Magic Mushrooms can help smokers kick the habit, a new study states.

Researchers of this small study of 15 people found that psilocybin, an active compound in the magic mushrooms, might help long time smokers quit the habit.

One in every five deaths in the Unites States is due to cigarette smoking. According to the statistics released earlier this year by the Centers for Disease Control and Prevention, an estimated 18.1 percent of American adults smoke cigarettes and it is more prevalent in men (20.5 percent) than in women (15.8 percent).

The report also stated that smoking cigarettes is the leading cause of preventable deaths in the United States. At least 16 million Americans suffer from a smoking-related disease.

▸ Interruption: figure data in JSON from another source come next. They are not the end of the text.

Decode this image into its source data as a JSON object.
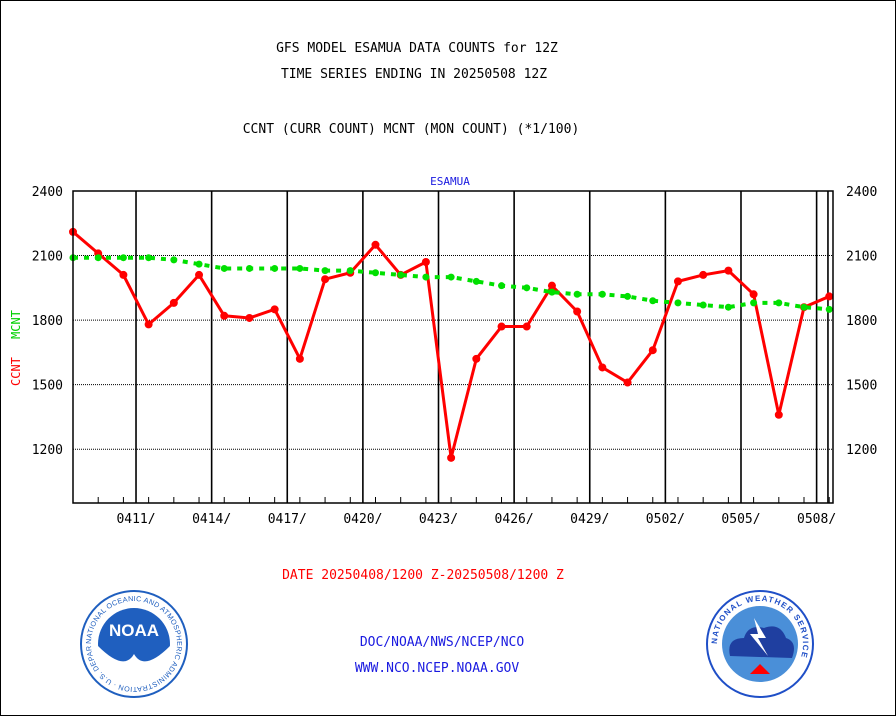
{
  "chart_data": {
    "type": "line",
    "title_lines": [
      "GFS MODEL ESAMUA DATA COUNTS for 12Z",
      "TIME SERIES ENDING IN 20250508 12Z",
      "CCNT (CURR COUNT) MCNT (MON COUNT) (*1/100)"
    ],
    "panel_label": "ESAMUA",
    "ylabel_ccnt": "CCNT",
    "ylabel_mcnt": "MCNT",
    "xlabel": "DATE 20250408/1200 Z-20250508/1200 Z",
    "ylim": [
      950,
      2400
    ],
    "yticks": [
      1200,
      1500,
      1800,
      2100,
      2400
    ],
    "xlim": [
      0,
      30.15
    ],
    "xtick_positions": [
      2.5,
      5.5,
      8.5,
      11.5,
      14.5,
      17.5,
      20.5,
      23.5,
      26.5,
      29.5
    ],
    "xtick_labels": [
      "0411/",
      "0414/",
      "0417/",
      "0420/",
      "0423/",
      "0426/",
      "0429/",
      "0502/",
      "0505/",
      "0508/"
    ],
    "extra_vline": 29.95,
    "grid": true,
    "series": [
      {
        "name": "CCNT",
        "color": "#ff0000",
        "x": [
          0,
          1,
          2,
          3,
          4,
          5,
          6,
          7,
          8,
          9,
          10,
          11,
          12,
          13,
          14,
          15,
          16,
          17,
          18,
          19,
          20,
          21,
          22,
          23,
          24,
          25,
          26,
          27,
          28,
          29,
          30
        ],
        "values": [
          2210,
          2110,
          2010,
          1780,
          1880,
          2010,
          1820,
          1810,
          1850,
          1620,
          1990,
          2020,
          2150,
          2010,
          2070,
          1160,
          1620,
          1770,
          1770,
          1960,
          1840,
          1580,
          1510,
          1660,
          1980,
          2010,
          2030,
          1920,
          1360,
          1860,
          1910
        ]
      },
      {
        "name": "MCNT",
        "color": "#00e000",
        "x": [
          0,
          1,
          2,
          3,
          4,
          5,
          6,
          7,
          8,
          9,
          10,
          11,
          12,
          13,
          14,
          15,
          16,
          17,
          18,
          19,
          20,
          21,
          22,
          23,
          24,
          25,
          26,
          27,
          28,
          29,
          30
        ],
        "values": [
          2090,
          2090,
          2090,
          2090,
          2080,
          2060,
          2040,
          2040,
          2040,
          2040,
          2030,
          2030,
          2020,
          2010,
          2000,
          2000,
          1980,
          1960,
          1950,
          1930,
          1920,
          1920,
          1910,
          1890,
          1880,
          1870,
          1860,
          1880,
          1880,
          1860,
          1850
        ]
      }
    ]
  },
  "footer": {
    "noaa_logo_text": "NOAA",
    "noaa_ring_text": "NATIONAL OCEANIC AND ATMOSPHERIC ADMINISTRATION · U.S. DEPARTMENT OF COMMERCE ·",
    "nws_ring_text": "NATIONAL WEATHER SERVICE",
    "line1": "DOC/NOAA/NWS/NCEP/NCO",
    "line2": "WWW.NCO.NCEP.NOAA.GOV",
    "colors": {
      "text": "#1a1ae0",
      "noaa_blue": "#1f5fbf",
      "nws_blue": "#1f4fc7"
    }
  }
}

The findings of the new research stated that 12 out of the 15 long time smokers successfully quit smoking within six months of starting the psilocybin medication. Psilocybin is a hallucinogenic agent found in magic mushrooms.

Quitting smoking is a difficult task for many thanks to nicotine that has similar effects as heroin or cocaine, explain the researchers at the American Cancer Society. Depressed people tend to take up smoking because of these effects.

For the study, the researchers gave the subjects moderate (20 mg/70 kg) and high doses (30 mg/70 kg) of psilocybin. All the participants were a part of a comprehensive cognitive behaviour therapy smoking cessation program at the Johns Hopkins University School of Medicine.

Researchers noted that the prior to the study, 10 men and five women, aged around 51, smoked at least 19 cigarettes per day for 31 years and had six unsuccessful smoking cessation attempts.

According to the researchers, the results are important because varenicline, one of the widely used prescription medications for nicotine addiction, gives just 35 percent success rates, while nicotine replacement and behavioral therapies often provide below 30 percent success.

Despite the positive results of psilocybin, researchers warned people against self-medication.

"Quitting smoking isn't a simple biological reaction to psilocybin, as with other medications that directly affect nicotine receptors," Matthew W. Johnson, corresponding author of the study and an associate professor of psychiatry and behavioural sciences at the Johns Hopkins University School of Medicine, said in a press release.

"When administered after careful preparation and in a therapeutic context, psilocybin can lead to deep reflection about one's life and spark motivation to change."

The study has been published in the Journal of Psychopharmacology.